Devine was famous for flamboyant acts of generosity, and also for her violent feud with criminal vice rival Kate Leigh. Devine was charged by the famous Sydney Detective Frank Farrell on many occasions, and their feud lasted for 30 years.

Devine had suffered from chronic bronchitis for 20 years, and died of cancer, aged 70 at the Concord Repatriation Hospital in Sydney on 24 November 1970. Her funeral service was held at the Sacred Heart Catholic Church, Darlinghurst. She was cremated at Botany Crematorium, now known as Eastern Suburbs Memorial Park, on 26 November 1970 with Catholic rites by her married name, Matilda Mary Parsons. She was survived by her son Frederick Ralph (Devine) Twiss (1919–1978) and 2 grandchildren. Her funeral service was poorly attended and her death went virtually unnoticed by Sydney's media and population and it was said that very few people openly mourned her death. The only public eulogy offered to Devine was given by the then police commissioner Norman Allan who said: "She was a villain, but who am I to judge her?"

==In popular culture==
Peter Kenna wrote a play called The Slaughter of St Teresa’s Day (1973 Currency Press), where the lead character was based on Devine.

The song "Miss Divine" from the 1990 Icehouse album Code Blue is about Devine.

A popular cafe-nightclub in Lyneham, Canberra is called Tilleys Devine Cafe Gallery.
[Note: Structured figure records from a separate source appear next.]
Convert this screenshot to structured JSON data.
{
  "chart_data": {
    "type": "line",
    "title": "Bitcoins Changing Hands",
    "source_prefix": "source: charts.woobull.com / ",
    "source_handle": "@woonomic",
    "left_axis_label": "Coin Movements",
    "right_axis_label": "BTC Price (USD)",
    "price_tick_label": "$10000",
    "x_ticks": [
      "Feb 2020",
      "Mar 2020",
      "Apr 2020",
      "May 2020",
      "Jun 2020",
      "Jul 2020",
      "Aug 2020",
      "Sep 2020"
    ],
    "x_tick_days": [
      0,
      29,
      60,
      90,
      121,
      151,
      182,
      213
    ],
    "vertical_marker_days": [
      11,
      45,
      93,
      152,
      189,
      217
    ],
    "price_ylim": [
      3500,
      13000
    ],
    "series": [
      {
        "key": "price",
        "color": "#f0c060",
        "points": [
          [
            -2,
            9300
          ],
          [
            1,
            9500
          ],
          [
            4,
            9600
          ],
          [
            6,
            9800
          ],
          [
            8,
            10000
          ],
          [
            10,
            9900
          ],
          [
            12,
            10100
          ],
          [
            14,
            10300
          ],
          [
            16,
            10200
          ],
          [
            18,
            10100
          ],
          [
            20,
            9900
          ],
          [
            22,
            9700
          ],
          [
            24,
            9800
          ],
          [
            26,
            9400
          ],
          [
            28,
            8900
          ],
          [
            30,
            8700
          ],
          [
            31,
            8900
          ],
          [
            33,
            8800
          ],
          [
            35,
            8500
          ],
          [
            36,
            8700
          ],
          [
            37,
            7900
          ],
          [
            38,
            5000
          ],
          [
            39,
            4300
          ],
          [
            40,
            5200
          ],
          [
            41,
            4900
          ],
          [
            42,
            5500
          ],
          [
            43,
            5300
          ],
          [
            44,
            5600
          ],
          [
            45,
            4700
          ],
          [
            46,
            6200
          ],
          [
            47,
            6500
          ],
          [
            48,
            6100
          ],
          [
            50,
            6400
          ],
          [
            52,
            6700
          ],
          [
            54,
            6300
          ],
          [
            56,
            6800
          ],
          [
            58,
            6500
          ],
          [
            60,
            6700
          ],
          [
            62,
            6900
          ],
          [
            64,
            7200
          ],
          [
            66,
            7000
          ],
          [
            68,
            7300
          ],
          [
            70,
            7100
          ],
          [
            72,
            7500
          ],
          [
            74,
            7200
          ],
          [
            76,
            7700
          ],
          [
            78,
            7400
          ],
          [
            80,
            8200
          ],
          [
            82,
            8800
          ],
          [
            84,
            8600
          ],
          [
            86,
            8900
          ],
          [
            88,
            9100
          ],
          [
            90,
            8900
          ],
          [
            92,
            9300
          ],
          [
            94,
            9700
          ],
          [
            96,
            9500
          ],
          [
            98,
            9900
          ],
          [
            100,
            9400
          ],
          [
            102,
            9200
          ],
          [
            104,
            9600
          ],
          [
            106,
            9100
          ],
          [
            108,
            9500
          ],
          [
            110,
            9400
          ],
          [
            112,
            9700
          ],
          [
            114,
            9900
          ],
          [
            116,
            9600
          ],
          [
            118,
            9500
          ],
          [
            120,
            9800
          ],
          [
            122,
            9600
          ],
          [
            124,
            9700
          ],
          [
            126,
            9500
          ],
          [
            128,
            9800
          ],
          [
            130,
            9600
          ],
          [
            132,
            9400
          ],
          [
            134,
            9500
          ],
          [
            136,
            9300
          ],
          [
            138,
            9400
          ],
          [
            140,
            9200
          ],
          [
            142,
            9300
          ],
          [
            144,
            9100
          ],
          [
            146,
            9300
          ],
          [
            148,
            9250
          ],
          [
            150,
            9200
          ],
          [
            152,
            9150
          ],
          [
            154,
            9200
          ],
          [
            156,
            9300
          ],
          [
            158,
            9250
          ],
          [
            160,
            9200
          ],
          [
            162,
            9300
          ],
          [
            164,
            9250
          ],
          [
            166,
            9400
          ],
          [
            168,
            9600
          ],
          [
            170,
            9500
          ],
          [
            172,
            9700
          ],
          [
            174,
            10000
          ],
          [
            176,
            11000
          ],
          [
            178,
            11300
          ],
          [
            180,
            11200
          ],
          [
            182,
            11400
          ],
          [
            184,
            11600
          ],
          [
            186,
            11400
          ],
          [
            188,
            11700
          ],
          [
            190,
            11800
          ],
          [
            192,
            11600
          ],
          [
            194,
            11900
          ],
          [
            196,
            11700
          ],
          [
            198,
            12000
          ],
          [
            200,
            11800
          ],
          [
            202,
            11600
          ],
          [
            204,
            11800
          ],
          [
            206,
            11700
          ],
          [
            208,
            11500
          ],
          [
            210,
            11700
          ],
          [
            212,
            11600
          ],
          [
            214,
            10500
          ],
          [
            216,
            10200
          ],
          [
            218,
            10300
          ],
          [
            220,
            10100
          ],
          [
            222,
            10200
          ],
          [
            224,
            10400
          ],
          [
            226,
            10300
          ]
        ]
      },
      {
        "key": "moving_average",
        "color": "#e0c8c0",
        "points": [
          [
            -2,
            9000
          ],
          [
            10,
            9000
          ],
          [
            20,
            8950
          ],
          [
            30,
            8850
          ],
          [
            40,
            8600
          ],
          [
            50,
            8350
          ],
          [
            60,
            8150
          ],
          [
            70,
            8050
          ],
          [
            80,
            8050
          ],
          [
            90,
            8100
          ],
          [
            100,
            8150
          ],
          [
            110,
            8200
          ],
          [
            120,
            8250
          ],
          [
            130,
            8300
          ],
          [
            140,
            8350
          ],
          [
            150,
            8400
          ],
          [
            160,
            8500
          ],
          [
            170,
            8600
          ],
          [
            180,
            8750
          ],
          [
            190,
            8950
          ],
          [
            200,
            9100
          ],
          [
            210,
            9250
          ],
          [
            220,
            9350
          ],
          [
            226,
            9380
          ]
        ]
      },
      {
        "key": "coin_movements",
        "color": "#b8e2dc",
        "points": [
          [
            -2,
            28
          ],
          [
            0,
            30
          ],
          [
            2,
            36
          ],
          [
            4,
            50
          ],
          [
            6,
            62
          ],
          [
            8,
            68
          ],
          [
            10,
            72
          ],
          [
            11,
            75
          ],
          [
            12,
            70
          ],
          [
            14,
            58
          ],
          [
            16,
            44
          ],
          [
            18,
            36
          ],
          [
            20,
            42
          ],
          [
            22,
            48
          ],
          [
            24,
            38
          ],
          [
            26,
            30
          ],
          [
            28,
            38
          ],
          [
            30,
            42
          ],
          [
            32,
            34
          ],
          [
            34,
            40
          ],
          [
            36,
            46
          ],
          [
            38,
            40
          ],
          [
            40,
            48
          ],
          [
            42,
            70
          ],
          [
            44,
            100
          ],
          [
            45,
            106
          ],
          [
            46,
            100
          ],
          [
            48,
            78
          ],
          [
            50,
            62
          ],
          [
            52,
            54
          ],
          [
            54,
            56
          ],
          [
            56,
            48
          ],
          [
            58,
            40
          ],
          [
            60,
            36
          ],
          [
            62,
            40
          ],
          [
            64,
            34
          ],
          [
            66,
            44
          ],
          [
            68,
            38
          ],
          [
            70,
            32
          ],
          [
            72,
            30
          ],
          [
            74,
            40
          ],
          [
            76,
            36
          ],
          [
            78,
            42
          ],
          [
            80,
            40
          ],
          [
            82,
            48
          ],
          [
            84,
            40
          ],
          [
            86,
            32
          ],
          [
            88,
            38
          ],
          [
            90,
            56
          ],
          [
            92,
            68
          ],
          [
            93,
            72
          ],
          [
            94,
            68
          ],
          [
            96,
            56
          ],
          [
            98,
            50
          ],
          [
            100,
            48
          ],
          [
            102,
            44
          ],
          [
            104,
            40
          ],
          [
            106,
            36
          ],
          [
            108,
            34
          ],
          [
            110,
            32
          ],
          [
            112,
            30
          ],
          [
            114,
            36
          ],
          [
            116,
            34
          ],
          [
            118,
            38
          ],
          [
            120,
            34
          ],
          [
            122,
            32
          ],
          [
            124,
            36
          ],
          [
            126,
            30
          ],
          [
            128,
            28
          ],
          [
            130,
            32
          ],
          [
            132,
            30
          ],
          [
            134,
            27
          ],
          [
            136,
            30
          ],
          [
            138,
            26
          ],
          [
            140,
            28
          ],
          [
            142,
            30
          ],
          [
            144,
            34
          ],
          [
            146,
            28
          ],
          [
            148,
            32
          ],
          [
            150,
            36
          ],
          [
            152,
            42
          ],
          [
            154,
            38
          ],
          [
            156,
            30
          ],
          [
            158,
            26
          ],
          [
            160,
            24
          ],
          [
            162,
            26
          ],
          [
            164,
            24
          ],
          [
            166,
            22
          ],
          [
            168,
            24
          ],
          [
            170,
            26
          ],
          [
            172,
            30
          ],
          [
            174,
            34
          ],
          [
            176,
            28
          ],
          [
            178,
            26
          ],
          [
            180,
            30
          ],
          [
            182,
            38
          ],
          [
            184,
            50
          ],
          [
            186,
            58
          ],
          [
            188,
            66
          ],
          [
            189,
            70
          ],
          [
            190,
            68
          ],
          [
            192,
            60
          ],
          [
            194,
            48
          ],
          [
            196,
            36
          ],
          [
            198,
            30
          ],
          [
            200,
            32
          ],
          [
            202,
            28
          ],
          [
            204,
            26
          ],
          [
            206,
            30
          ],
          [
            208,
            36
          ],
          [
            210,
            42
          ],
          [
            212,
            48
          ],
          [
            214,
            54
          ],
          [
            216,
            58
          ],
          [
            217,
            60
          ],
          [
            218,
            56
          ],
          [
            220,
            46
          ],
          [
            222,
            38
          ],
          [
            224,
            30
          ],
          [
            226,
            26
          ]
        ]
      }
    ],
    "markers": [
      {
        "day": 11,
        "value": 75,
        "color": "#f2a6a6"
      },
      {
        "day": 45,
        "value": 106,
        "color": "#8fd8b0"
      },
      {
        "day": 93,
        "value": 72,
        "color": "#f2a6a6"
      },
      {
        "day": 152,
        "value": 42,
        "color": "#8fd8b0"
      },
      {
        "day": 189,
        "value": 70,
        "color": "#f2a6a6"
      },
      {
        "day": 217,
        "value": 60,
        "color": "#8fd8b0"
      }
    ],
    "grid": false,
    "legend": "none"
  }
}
A wine bar in Darlinghurst, Sydney opened in 2011, named "Love Tilly Devine" in honour of Devine.

In August 2011, Australia's Channel Nine commenced screening Underbelly: Razor, a true crime television drama series that deals with the Leigh/Devine Sydney gangland wars in the 1930s. The series was based on the Ned Kelly Award-winning book by Larry Writer. Devine was portrayed by Chelsie Preston Crayford, who was nominated for a Logie Award for Most Popular New Female Talent.

Devine is a background character in Kerry Greenwood's Death Before Wicket, the tenth Phryne Fisher novel, which is set in Sydney in 1928.

Tilly Devine is referenced in Ronni Salt’s 2024 debut novel Gunnawah - a fictional Murray river town and the setting for a 1974 crime story.

Tilly Devine is heavily featured in the 2026 novel "The Diamonds of Tilly Devine" by Jackie French.